In a recent email, he gave me an astounding view of their journey. To read his description of what they have both seen through this grueling trial is to stand at the edge of a spiritual Grand Canyon – it is deep, majestic, humbling, and bottomless. And he summed it up with: “Life has to be lived in all the ways it might come to one.”

Those simple and profound words describe how humans have lived for most of history. Only recent decades have brought the possibility of a self-designed life. “I’ll take a little of that…maybe just a pinch more. And no, none of that.” Convenience, comfort, and control are the new values. But what have they stolen?

Designer Gods

The moment of human conception brings life to us in a new way; that baby is a tiny slow-motion hurricane. She or he slowly careens around the womb, evicting any shreds of convenience, comfort, and control. Furthermore, the baby brings nausea, pain, morning sickness, baby furniture and other expenses, and a final and primal explosion of water, blood, muck… and a new human. Sometimes that new person is ill, deformed, or dead.

Historically, even when life brought an unplanned or perhaps mortally ill baby, people lived it as it came. In the depths of the crucible, people begin to see that God, only God, could bring shimmering beauty from the gnarled grain of a wind-warped cypress. After all, He is the One Who “is able to do immeasurably more than all we ask or imagine.” (Ephesians 3:20 NIV)

Self-designed gods tend to select only the babies that we can imagine.

Have you noticed that most people die when they are hit with a terminal disease or terrible injuries? That’s been happening throughout human history (of course, God sometimes heals people. But to live in expectation of that is to entertain distractions from living a purposeful life).

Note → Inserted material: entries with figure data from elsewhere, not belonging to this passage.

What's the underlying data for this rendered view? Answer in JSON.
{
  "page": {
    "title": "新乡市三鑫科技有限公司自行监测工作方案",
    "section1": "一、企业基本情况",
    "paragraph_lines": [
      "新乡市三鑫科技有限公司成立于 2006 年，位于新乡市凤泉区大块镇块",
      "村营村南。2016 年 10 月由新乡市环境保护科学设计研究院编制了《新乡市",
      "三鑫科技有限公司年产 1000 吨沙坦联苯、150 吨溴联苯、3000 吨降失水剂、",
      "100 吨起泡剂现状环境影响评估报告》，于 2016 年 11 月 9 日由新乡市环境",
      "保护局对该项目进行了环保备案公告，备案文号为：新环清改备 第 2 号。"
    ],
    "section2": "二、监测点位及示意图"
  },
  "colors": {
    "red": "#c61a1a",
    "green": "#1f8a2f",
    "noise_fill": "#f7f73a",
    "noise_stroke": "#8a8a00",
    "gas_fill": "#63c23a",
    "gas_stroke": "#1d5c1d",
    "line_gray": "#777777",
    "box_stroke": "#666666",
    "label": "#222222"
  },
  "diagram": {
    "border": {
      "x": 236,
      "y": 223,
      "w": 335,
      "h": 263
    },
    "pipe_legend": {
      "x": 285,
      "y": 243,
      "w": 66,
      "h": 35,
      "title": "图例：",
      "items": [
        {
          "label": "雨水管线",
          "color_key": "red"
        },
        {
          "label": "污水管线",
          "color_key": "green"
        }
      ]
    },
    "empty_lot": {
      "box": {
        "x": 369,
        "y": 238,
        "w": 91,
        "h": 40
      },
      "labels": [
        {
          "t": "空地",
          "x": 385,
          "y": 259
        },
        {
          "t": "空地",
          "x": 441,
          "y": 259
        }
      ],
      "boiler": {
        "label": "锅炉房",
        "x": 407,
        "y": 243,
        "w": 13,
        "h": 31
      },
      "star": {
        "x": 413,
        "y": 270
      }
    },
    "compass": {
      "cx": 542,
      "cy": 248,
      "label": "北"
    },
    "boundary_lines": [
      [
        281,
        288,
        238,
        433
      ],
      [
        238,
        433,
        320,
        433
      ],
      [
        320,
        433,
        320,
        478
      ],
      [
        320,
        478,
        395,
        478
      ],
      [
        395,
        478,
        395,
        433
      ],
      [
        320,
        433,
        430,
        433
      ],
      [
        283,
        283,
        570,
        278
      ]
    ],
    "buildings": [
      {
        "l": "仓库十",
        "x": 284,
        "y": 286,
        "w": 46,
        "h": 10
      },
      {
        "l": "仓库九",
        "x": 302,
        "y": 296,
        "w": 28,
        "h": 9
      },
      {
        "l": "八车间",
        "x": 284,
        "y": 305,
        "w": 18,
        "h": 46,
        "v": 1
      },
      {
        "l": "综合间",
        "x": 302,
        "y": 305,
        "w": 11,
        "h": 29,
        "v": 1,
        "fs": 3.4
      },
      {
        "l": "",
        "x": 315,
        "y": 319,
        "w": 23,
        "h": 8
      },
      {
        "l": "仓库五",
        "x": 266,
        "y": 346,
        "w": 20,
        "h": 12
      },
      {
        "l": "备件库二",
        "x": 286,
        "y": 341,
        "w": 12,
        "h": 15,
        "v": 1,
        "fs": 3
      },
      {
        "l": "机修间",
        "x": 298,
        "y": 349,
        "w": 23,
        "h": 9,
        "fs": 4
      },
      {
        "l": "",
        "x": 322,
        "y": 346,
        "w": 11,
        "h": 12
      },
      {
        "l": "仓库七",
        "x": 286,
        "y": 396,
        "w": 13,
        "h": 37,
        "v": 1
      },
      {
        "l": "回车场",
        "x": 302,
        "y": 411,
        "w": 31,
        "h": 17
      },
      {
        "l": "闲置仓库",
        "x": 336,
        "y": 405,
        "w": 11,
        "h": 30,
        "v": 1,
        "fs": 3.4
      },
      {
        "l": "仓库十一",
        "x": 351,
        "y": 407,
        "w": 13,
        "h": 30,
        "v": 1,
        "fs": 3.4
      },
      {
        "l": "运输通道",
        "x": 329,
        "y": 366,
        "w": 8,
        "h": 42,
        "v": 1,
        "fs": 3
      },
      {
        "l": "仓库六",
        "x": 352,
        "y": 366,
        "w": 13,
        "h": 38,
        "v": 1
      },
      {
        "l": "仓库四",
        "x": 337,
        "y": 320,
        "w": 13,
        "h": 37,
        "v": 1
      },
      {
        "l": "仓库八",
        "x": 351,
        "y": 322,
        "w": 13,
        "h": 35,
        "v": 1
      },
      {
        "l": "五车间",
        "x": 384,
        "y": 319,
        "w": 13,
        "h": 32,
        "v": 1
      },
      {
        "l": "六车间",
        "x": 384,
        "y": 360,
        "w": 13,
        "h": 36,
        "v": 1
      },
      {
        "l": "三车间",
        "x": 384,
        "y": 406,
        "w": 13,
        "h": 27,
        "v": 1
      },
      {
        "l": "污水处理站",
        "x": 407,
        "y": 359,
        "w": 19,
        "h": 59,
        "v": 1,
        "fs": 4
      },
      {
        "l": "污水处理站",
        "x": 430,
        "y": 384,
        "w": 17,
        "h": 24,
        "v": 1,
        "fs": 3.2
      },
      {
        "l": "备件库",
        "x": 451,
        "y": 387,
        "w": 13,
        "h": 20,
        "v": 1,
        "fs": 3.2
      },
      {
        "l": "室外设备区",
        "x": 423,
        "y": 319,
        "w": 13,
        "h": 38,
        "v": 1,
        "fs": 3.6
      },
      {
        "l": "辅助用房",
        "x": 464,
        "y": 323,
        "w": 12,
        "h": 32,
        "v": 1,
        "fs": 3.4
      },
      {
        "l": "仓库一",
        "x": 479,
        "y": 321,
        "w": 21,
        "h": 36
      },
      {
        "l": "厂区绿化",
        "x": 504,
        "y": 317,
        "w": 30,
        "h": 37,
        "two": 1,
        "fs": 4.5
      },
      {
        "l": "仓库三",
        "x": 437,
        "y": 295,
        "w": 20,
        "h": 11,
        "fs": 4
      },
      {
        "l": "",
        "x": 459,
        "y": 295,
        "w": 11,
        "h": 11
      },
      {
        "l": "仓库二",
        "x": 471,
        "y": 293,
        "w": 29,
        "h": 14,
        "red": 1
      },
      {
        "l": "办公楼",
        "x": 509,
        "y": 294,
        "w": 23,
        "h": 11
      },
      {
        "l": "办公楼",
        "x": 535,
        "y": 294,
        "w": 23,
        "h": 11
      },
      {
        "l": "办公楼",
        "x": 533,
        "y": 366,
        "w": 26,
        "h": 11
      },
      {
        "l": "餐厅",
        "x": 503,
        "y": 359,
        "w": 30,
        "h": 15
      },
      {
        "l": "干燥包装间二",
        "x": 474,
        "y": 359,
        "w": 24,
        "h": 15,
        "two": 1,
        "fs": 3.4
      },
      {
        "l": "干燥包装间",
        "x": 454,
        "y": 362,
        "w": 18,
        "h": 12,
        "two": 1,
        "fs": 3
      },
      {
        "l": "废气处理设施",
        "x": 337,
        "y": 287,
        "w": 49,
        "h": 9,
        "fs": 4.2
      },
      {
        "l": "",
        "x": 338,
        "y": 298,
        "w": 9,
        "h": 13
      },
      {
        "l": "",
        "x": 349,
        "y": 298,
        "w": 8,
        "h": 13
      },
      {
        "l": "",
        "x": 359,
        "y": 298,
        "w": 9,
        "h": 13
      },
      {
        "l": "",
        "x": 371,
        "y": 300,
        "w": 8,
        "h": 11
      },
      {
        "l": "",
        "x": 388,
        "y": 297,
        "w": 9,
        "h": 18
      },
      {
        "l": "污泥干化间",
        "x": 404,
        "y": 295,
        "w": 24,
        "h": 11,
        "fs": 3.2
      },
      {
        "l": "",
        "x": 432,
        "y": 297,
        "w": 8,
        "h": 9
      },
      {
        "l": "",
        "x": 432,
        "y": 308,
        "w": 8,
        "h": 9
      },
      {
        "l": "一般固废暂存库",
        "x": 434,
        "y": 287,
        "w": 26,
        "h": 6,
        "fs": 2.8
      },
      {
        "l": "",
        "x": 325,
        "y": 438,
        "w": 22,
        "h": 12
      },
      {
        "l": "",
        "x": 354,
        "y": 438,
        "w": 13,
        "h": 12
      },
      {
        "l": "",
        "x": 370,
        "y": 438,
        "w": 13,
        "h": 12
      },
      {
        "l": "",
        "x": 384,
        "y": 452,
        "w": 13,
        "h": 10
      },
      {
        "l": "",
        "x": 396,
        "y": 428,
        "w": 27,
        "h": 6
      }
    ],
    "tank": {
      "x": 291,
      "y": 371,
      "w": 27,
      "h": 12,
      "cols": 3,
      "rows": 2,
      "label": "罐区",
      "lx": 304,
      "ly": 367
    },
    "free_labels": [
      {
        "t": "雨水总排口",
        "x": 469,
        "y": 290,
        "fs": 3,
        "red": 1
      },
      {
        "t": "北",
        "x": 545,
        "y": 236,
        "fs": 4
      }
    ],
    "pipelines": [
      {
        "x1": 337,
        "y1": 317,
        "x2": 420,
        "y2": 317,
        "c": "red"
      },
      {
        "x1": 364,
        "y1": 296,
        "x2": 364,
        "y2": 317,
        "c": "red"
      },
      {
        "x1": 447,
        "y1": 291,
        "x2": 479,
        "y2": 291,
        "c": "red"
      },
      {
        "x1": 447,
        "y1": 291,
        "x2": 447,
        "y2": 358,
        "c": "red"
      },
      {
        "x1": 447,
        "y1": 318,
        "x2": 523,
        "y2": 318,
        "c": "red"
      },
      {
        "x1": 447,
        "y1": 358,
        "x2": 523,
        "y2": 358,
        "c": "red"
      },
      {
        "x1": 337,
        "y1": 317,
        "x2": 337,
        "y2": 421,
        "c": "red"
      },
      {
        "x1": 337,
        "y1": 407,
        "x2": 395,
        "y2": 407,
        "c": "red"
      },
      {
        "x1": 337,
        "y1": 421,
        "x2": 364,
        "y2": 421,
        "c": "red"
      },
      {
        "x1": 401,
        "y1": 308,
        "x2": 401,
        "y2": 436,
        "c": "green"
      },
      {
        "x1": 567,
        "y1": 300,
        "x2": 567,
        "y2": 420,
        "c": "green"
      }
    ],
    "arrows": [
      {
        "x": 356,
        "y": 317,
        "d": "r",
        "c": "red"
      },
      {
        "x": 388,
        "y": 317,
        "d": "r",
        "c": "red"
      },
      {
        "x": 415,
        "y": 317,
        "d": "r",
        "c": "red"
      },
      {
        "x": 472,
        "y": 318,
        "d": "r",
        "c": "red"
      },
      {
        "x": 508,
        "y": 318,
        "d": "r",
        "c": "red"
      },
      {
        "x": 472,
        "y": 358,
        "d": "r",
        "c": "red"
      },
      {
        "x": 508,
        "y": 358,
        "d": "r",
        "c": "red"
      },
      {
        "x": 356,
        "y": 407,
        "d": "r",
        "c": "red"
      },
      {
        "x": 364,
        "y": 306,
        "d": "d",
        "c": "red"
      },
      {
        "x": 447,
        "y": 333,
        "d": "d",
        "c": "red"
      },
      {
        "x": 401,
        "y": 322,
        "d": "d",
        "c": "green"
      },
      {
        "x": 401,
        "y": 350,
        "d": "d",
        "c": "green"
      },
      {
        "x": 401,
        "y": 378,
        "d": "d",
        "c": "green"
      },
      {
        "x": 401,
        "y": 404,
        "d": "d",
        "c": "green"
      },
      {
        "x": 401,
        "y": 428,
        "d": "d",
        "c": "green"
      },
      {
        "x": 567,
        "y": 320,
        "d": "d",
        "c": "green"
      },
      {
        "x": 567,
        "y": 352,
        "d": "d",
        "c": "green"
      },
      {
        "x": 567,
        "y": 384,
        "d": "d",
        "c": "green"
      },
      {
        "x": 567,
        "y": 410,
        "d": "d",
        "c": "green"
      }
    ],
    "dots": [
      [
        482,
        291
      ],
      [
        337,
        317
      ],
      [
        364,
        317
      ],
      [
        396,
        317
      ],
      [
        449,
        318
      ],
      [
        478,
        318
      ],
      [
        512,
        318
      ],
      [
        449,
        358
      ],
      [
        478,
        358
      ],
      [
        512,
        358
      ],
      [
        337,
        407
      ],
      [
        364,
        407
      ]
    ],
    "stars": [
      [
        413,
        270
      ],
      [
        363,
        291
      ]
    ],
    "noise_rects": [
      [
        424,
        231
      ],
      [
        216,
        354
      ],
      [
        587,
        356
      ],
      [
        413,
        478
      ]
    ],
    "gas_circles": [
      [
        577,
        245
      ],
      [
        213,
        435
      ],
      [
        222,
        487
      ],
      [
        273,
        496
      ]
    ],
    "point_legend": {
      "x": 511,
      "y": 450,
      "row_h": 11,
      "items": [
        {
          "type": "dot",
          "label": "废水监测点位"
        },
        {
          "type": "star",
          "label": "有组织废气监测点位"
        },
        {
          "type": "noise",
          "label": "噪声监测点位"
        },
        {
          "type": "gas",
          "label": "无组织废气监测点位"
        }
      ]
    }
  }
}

Clearly, the God Who is God often sends diseases and infirmities as His servants, to escort His children to a higher dimension of life. The wise and weathered heart knows that this too is just part of living life in all the ways it might come

But, in recent decades, many have migrated to a self-designed faith, a true American folk religion. Perhaps its primary feature is human control. Therefore, it has gutted the classic faith. Trust is no longer a factor.

This new faith accommodates the illusion that we do not have to pass on from earth life. New designer theologies insist that God has chosen to heal everyone. We all know many well-meaning Christian believers who have marshaled heroic and urgent prayer for the purpose of helping people stay …right here in River City.

Oh, the irony; meeting God must be avoided at all cost!

Trust

What if we all stepped away from our obsessions with ourselves and just embraced all the ways that life might come to us? Do you think we might find ourselves in a larger and more magnificent design? Might we live better if we stopped spending so much time trying to control our health and continuity? Could we rediscover trust?

The farmers of my youth were generally humble folks. From their example, I see that humility is the only way to “live life in all the ways it might come to one.” But it never begins till we give up our design and control.

When we do that, trust is the only road left.